Alan Bowness, a director of Tate, describes four steps to validation: peers, serious critics, collectors and dealers, and lastly the public. However, times have changed, and public interest, as represented in attendances and media interest, is now a powerful force. Interestingly, Bowness did not mention curators, whose irresistible rise in recent years as power brokers has been a direct result of puzzlement in the public realm as to what constitutes great art. Dealers also play an important role, and will even sometimes tantalise the market by rejecting a request to purchase from collectors they don’t know, opting instead to reserve pieces for the most prestigious private collections.In the 1980’s, if a painter’s work was acquired by Charles Saatchi, their success was assured. Equally, if Saatchi then decided to sell his holdings of a particular artist, that same success could be short-lived. In terms of assessing how works of art fare with the passing of years, Francesco Bonami, curator of the Venice Biennale, distinguishes between works of art that acquire patina, and those that gather dust. Again, a throwaway comment, but one based on years of experience.

Perry ends with a humorous ‘gauge’, to be used in terms of assessing where an art work would look best. Top of the list predictably is Tate, followed by Elton John’s lawn, a provincial arts festival, a hipster coffee bar in East London, an oligarch’s entrance Hall, a National Trust gift shop, a roundabout in Milton Keynes, a car boot sale, IKEA, and, last but not least, ‘mum’s back bedroom’.
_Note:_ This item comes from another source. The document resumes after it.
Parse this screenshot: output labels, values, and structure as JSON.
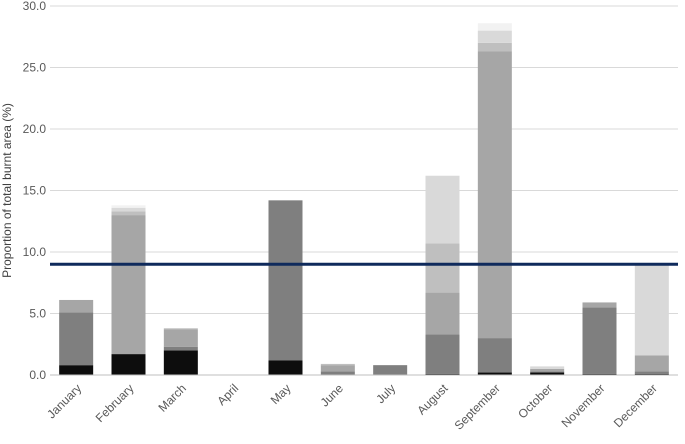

Overall, this book is an excellent guide to gaining an understanding of seemingly eccentric projects that can involve considerable investment of time and money. However, Perry highlights the increasing demand for a return where events must have popular appeal, and museums that charge admission are forced to increasingly depend on footfall. Following these imperatives can, and will, exclude quieter, more reflective artists. Perry himself manages to combine both attributes; while his appearances can create a media frenzy of paparazzi, his art is clearly the result of hours of quiet contemplation and total absorption in what he is making; the mark of a true artist.

While revealing one of his sources of inspiration — “My technique, for example, is to drink beer and watch X Factor and get my felt pens out” — in reality the making each one of Perry’s large glazed and decorated pots is a daunting challenge, one that involves months of patient and exacting work.